Thursday, April 15, 2010

Hope for Zimbabwe?

I came across this article in The New York Times by Douglas Rogers titled "Zimbabwe's Accidental Triumph".

How often have Zimbabwe and triumph been used in the same sentence in the past decade? I had to read on.

Rogers is a journalist who was born and raised in Zimbabwe who now resides in Brooklyn while his parents remain in Zimbabwe. Last year he came out with a book titled The Last Resort: A Memoir of Zimbabwe. Without the benefit of having read his book, Rogers reminds me a great deal of Peter Godwin. He's also a Zimbabwean born journalist living in New York whose parents still live in Zimbabwe. Godwin came out with a book titled When a Crocodile Eats The Sun which I reviewed on the IC main page in September 2007. I described it as perhaps "the most heartbreaking book I had ever read."

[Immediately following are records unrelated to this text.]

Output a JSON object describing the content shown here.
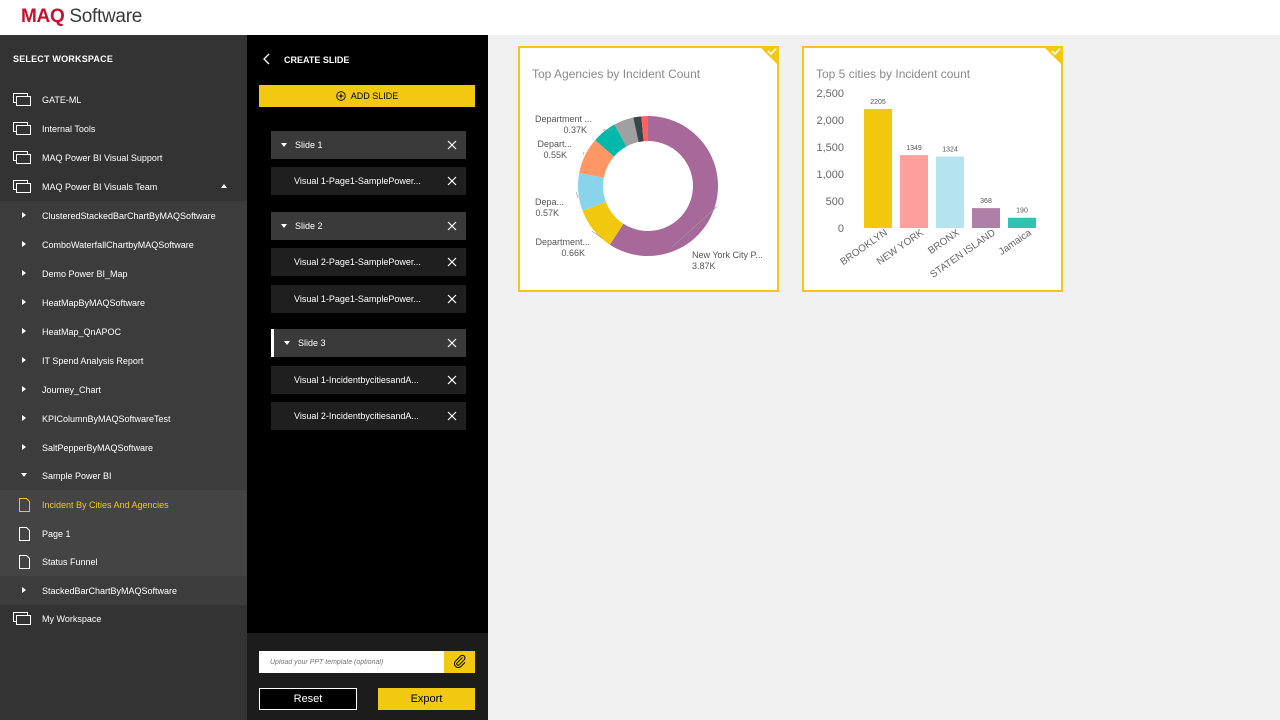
{
  "header": {
    "logo_maq": "MAQ",
    "logo_software": " Software"
  },
  "workspace_panel": {
    "title": "SELECT WORKSPACE",
    "items": [
      {
        "label": "GATE-ML",
        "type": "workspace"
      },
      {
        "label": "Internal Tools",
        "type": "workspace"
      },
      {
        "label": "MAQ Power BI Visual Support",
        "type": "workspace"
      },
      {
        "label": "MAQ Power BI Visuals Team",
        "type": "workspace",
        "expanded": true
      },
      {
        "label": "ClusteredStackedBarChartByMAQSoftware",
        "type": "report"
      },
      {
        "label": "ComboWaterfallChartbyMAQSoftware",
        "type": "report"
      },
      {
        "label": "Demo Power BI_Map",
        "type": "report"
      },
      {
        "label": "HeatMapByMAQSoftware",
        "type": "report"
      },
      {
        "label": "HeatMap_QnAPOC",
        "type": "report"
      },
      {
        "label": "IT Spend Analysis Report",
        "type": "report"
      },
      {
        "label": "Journey_Chart",
        "type": "report"
      },
      {
        "label": "KPIColumnByMAQSoftwareTest",
        "type": "report"
      },
      {
        "label": "SaltPepperByMAQSoftware",
        "type": "report"
      },
      {
        "label": "Sample Power BI",
        "type": "report",
        "expanded": true
      },
      {
        "label": "Incident By Cities And Agencies",
        "type": "page",
        "active": true
      },
      {
        "label": "Page 1",
        "type": "page"
      },
      {
        "label": "Status Funnel",
        "type": "page"
      },
      {
        "label": "StackedBarChartByMAQSoftware",
        "type": "report"
      },
      {
        "label": "My Workspace",
        "type": "workspace"
      }
    ]
  },
  "create_panel": {
    "title": "CREATE SLIDE",
    "add_slide_label": "ADD SLIDE",
    "slides": [
      {
        "label": "Slide 1",
        "visuals": [
          "Visual 1-Page1-SamplePower..."
        ]
      },
      {
        "label": "Slide 2",
        "visuals": [
          "Visual 2-Page1-SamplePower...",
          "Visual 1-Page1-SamplePower..."
        ]
      },
      {
        "label": "Slide 3",
        "selected": true,
        "visuals": [
          "Visual 1-IncidentbycitiesandA...",
          "Visual 2-IncidentbycitiesandA..."
        ]
      }
    ],
    "upload_placeholder": "Upload your PPT template (optional)",
    "reset_label": "Reset",
    "export_label": "Export"
  },
  "colors": {
    "accent": "#f2c811",
    "brand_red": "#c8102e"
  },
  "chart_data": [
    {
      "type": "pie",
      "variant": "donut",
      "title": "Top Agencies by Incident Count",
      "slices": [
        {
          "label": "New York City P...",
          "value_label": "3.87K",
          "value": 3.87,
          "color": "#a66999"
        },
        {
          "label": "Department...",
          "value_label": "0.66K",
          "value": 0.66,
          "color": "#f2c80f"
        },
        {
          "label": "Depa...",
          "value_label": "0.57K",
          "value": 0.57,
          "color": "#8ad4eb"
        },
        {
          "label": "Depart...",
          "value_label": "0.55K",
          "value": 0.55,
          "color": "#fe9666"
        },
        {
          "label": "Department ...",
          "value_label": "0.37K",
          "value": 0.37,
          "color": "#01b8aa"
        },
        {
          "label": "",
          "value_label": "",
          "value": 0.3,
          "color": "#a0a0a0"
        },
        {
          "label": "",
          "value_label": "",
          "value": 0.12,
          "color": "#374649"
        },
        {
          "label": "",
          "value_label": "",
          "value": 0.1,
          "color": "#fd625e"
        }
      ]
    },
    {
      "type": "bar",
      "title": "Top 5 cities by Incident count",
      "categories": [
        "BROOKLYN",
        "NEW YORK",
        "BRONX",
        "STATEN ISLAND",
        "Jamaica"
      ],
      "values": [
        2205,
        1349,
        1324,
        368,
        190
      ],
      "colors": [
        "#f2c80f",
        "#fd9f9c",
        "#b5e3f0",
        "#b07fa7",
        "#33c1b3"
      ],
      "yticks": [
        "0",
        "500",
        "1,000",
        "1,500",
        "2,000",
        "2,500"
      ],
      "ylim": [
        0,
        2500
      ]
    }
  ]
}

This is perhaps where Godwin and Rogers diverge. Rogers has seeingly found the silver lining in the dark clouds that have hung over Zimbabwe over the past decade:

But in 2000, within weeks of losing a constitutional referendum to entrench his power, Mr. Mugabe began the catastrophic land invasions that resulted in the eviction of almost all the country’s 4,500 white farmers and the ruin of what was once a model post-colonial African country. Ever since, the narrative of Zimbabwe has been one of race. Rare is the speech in which Mr. Mugabe does not rail against whites, colonialists, imperialists or the West. Members of his ZANU-PF party have spoken of a “Rwandan solution” for Zimbabwe’s whites.

Westerners have simply accepted this narrative of blacks and whites pitted against one another. But, in doing so, they have missed the inspiring story of what has actually been happening in Zimbabwe over the past decade. After years of mass unemployment, mutant inflation, chronic shortages and state violence, Zimbabweans simply don’t care about skin color. In fact, Mr. Mugabe has managed to achieve the exact opposite of what he set out to do in 2000: the forging of a postracial state.

Rogers goes on to write about the rise of white politicians supported by overwhelmingly by black constituents such as Roy Bennett (who is a part of Godwin's book as well) and Brian Jones, the mayor of Mutare which is Zimbabwe's third largest city. Black and white unite. Well, with the silence of the rest of the African continent and the inaction of the West towards Mugabe, what other choice did they have?

The 30th anniversary of Zimbabwean independence will take place this weekend. One can only hope that by 2040 the postracial Zimbabwe that Rogers writes about will be fully realized.